Outra estória que me contaram e que eu não deixo de partilhar

Conta San'Ana que sua mãe Sana Lozita era parteira jurada de Sereias!
Foi chamada muitas vezes, a prestar os seus serviços, por uma pessoa que vinha do mar com aspecto de homem. Acompanhou-o sempre de boa vontade e sempre que chegavam à beira da água o homem tirava uma cana da sua capa e com ela batia nas ondas e o mar abria-se mostrando uma bela estrada seca e segura! Então o homem desaparecia e só uma voz se ouvia guiando os passos dela, até ao palácio onde se encontrava a futura mamã Sereia.
Tudo era maravilhoso, jardins com corais e plantas desconhecidas bordavam a estrada e rodeavam o palácio!
No quarto da Sereia, ouviam-se vozes mas não se via ninguém.
Depois do bebé sereia ter nascido, ofereciam a Sana um banquete, tudo isso acompanhado de risos e cantos, mas sem ela conseguir ver alguém! De novo na presença da Sereia e do seu bebé, aquela oferecia-lhe algumas pedrinhas do mar como recompensa, com a recomendação de, assim que chegasse a casa, as guardar no canto do baú.
Vinham então trazê-la até à praia, pela mesma estrada, no meio do mar, e o homem aparecia só para se despedir, agradecer-lhe a boa vontade e dar-lhe as ditas pedras.
Logo depois desaparecia e o mar fechava-se!

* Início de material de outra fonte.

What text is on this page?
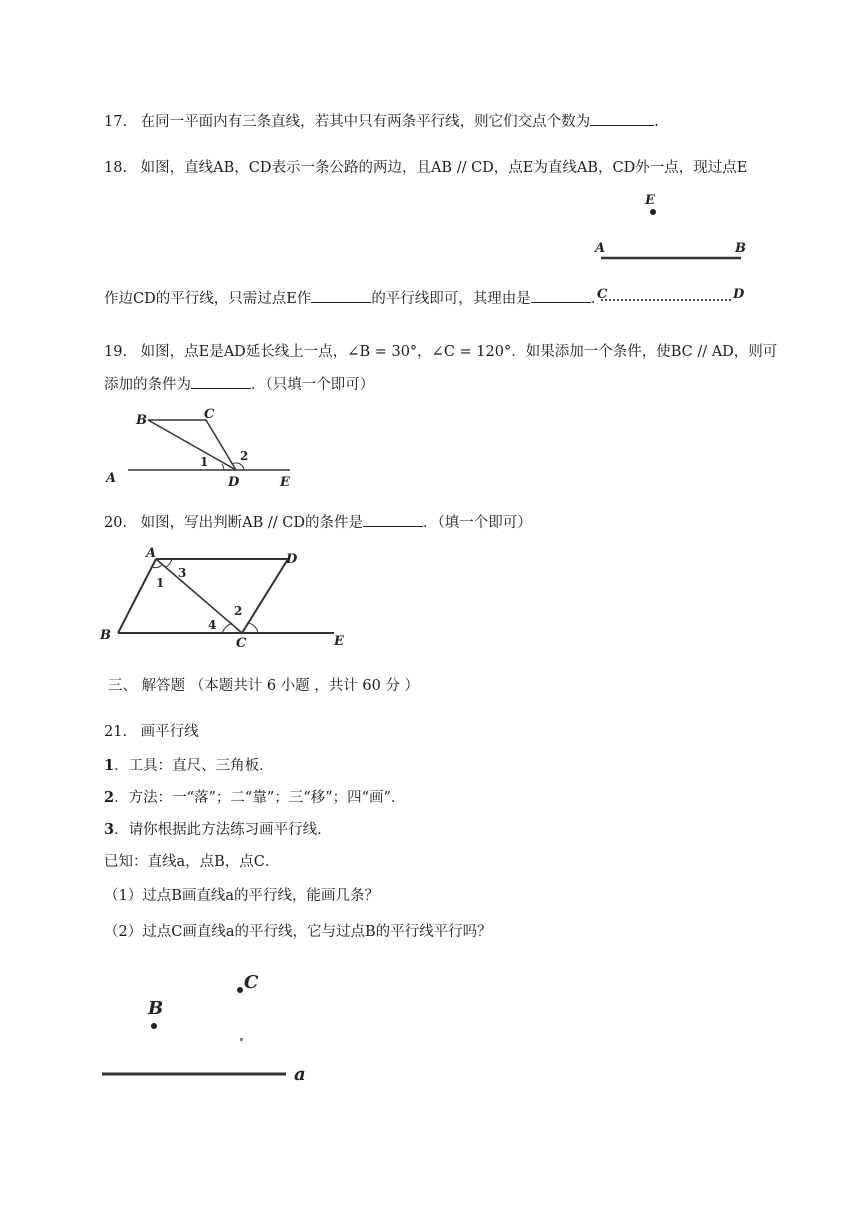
17. 在同一平面内有三条直线，若其中只有两条平行线，则它们交点个数为	.
18. 如图，直线AB，CD表示一条公路的两边，且AB // CD，点E为直线AB，CD外一点，现过点E
作边CD的平行线，只需过点E作	的平行线即可，其理由是	.
E
A	B
C	D
19. 如图，点E是AD延长线上一点，∠B = 30°，∠C = 120°．如果添加一个条件，使BC // AD，则可
添加的条件为	．（只填一个即可）
B	C
A	D	E
1	2
20. 如图，写出判断AB // CD的条件是	．（填一个即可）
A	D
B
C	E
1
3
4
2
三、 解答题 （本题共计 6 小题 ，共计 60 分 ）
21. 画平行线
1．工具：直尺、三角板．
2．方法：一“落”；二“靠”；三“移”；四“画”．
3．请你根据此方法练习画平行线．
已知：直线a，点B，点C．
（1）过点B画直线a的平行线，能画几条？
（2）过点C画直线a的平行线，它与过点B的平行线平行吗？
C
B
a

Sana, assim que chegou a casa, fez aquilo que sempre fazia, deitou fora as pedrinhas para o quintal, nunca respeitando as recomendações da Sereia e ficando assim pobre mas de coração contente por ter cumprido o seu dever humanitário.
Aqui termina a história de San'Ana.
Mas ouvindo atentamente o desfecho, o pequeno Henda com os olhos bem abertos disse que sabia outra estória , que um dia a parteira de Sereias, por desenfadamento, trouxe duas das tais pedrinhas do mar, que a Sereia lhe ofereceu, para casa e deitou-as no canto do velho baú.
No dia seguinte, as pedras tinham-se transformado em duas lindas pérolas negras! A reacção de Sana Lozita foi de alegria mas também de arrependimento por ter desperdiçado todas as ofertas e não ter acreditado na palavra da amiga Sereia. Ainda correu à beira-mar gritando pelos "encantos" para pedir perdão e também algumas das pedrinhas do mar. Mas ninguém lhe respondeu e, pior ainda, nunca mais a chamaram para ir ao fundo do mar ajudar bebés sereia a nascer!